Faisal Basri: “Stimulus” Pemerintah untuk Covid-19 Hanya Rp 73,4 T

0
493
Reporter: Yehezkiel Sitinjak

Membengkaknya defisit Anggaran  Pendapatan Belanja Negara (APBN) 2020 yang diperkirakan mencapai 5,8% dari PDB bukan karena meningkatnya anggaran untuk menanggulangi dampak Covid-19. Karena itu, stimulus pemerintah terhadap masyaralat untuk menghadapi wabah corona itu praktis tidak ada.

Demikian pendapat ekonom senior dari Universitas Indonesia (UI) Faisal Basri terhadap membengkaknya defisit APBN yang disebut karena stimulus menangani wabah corona. yang menjadi fakta saat ini, kata Faisal, penerimaan negara menurun secara drastis.

“Peningkatan belanja cuma Rp 73,4 triliun, sedangkan penerimaannya turun Rp 472 triliun. Praktis tidak ada stimulus sebetulnya kalau dilihat dari magnitude penambahan belanja APBN,” tutur Faisal saat telekonferensi secara virtual, Jakarta, Jumat (24/4).

Faisal mengatakan, keterlambatan pemerintah bertindak dan menangani wabah corona secara dini amat disayangkan. Ditambah lagi kementerian dan lembaga tidak sinkron dalam menangani Covid-19 sehingga sulit memperkirakan berapa lama sesungguhnya dampak pandemi ini di Indonesia. Ini justru mengkhawatirkan, kata Faisal.

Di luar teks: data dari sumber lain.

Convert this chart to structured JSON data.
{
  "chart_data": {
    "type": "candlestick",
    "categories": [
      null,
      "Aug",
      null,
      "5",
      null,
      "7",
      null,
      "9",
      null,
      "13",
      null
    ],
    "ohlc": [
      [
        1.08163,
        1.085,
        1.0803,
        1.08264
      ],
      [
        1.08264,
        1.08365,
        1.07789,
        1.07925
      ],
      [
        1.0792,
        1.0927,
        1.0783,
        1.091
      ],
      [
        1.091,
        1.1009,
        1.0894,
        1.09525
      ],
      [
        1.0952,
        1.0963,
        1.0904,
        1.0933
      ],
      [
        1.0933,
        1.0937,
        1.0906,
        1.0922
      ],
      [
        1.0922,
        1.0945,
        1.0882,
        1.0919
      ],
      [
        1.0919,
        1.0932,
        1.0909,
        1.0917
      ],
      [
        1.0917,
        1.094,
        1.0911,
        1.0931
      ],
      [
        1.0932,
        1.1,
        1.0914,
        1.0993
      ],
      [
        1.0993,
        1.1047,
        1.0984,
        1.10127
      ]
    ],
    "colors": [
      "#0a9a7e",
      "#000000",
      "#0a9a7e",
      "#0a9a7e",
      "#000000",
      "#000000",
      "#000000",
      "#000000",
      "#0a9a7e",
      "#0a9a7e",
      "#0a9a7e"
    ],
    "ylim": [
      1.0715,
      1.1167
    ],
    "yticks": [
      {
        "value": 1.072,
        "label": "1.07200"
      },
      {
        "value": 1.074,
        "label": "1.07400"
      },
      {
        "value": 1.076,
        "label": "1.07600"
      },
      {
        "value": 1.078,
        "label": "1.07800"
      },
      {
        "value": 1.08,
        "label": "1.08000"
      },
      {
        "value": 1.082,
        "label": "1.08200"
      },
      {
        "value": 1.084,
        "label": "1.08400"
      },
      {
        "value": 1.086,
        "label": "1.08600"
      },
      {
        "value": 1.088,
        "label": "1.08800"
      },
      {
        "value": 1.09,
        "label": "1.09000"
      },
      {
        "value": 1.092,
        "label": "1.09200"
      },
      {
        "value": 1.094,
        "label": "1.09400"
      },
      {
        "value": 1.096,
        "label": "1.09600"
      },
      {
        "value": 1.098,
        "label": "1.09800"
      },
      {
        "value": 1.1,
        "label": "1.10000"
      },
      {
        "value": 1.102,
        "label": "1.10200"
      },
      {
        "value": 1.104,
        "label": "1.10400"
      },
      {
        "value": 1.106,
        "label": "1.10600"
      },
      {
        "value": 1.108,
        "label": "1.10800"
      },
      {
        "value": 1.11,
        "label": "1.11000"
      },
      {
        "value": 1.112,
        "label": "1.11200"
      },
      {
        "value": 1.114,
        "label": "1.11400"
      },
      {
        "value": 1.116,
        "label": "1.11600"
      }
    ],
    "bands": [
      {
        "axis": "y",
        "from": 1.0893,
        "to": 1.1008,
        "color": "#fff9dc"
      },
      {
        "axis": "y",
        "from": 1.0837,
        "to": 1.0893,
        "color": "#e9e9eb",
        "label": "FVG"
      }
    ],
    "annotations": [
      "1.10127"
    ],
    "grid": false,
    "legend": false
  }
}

Dia juga menyesalkan lambatnya pemerintah untuk memeriksa masyarakat secara massal soal Covid-19 ini. Data menunjukkan, hanya sekitar 214 orang per 1 juta orang yang dites Covid-19.

Baca Juga :   Generali Indonesia Janjikan Perlindungan Tambahan untuk Nasabah yang Positif Covid-19

“Ini membuat kita kecolongan banyak. Misalnya, Iran kasus aktifnya sudah turun namun kita terus naik. Mungkin puncaknya sesudah Lebaran karena sudah banyak yang mudik,” kata Faisal.

Dari fakta ini, menurut Faisal, perkiraan pertumbuhan ekonomi sekitar 2% seperti yang diprediksi Dana Moneter Internasional (IMF) dan pemerintah terlalu optimistis. “Saya rasa jika (pertumbuhan) 2% merupakan pencapaian yang luar biasa. Jangan diharapkan ekonomi tumbuh di situasi seperti ini,” kata Faisal.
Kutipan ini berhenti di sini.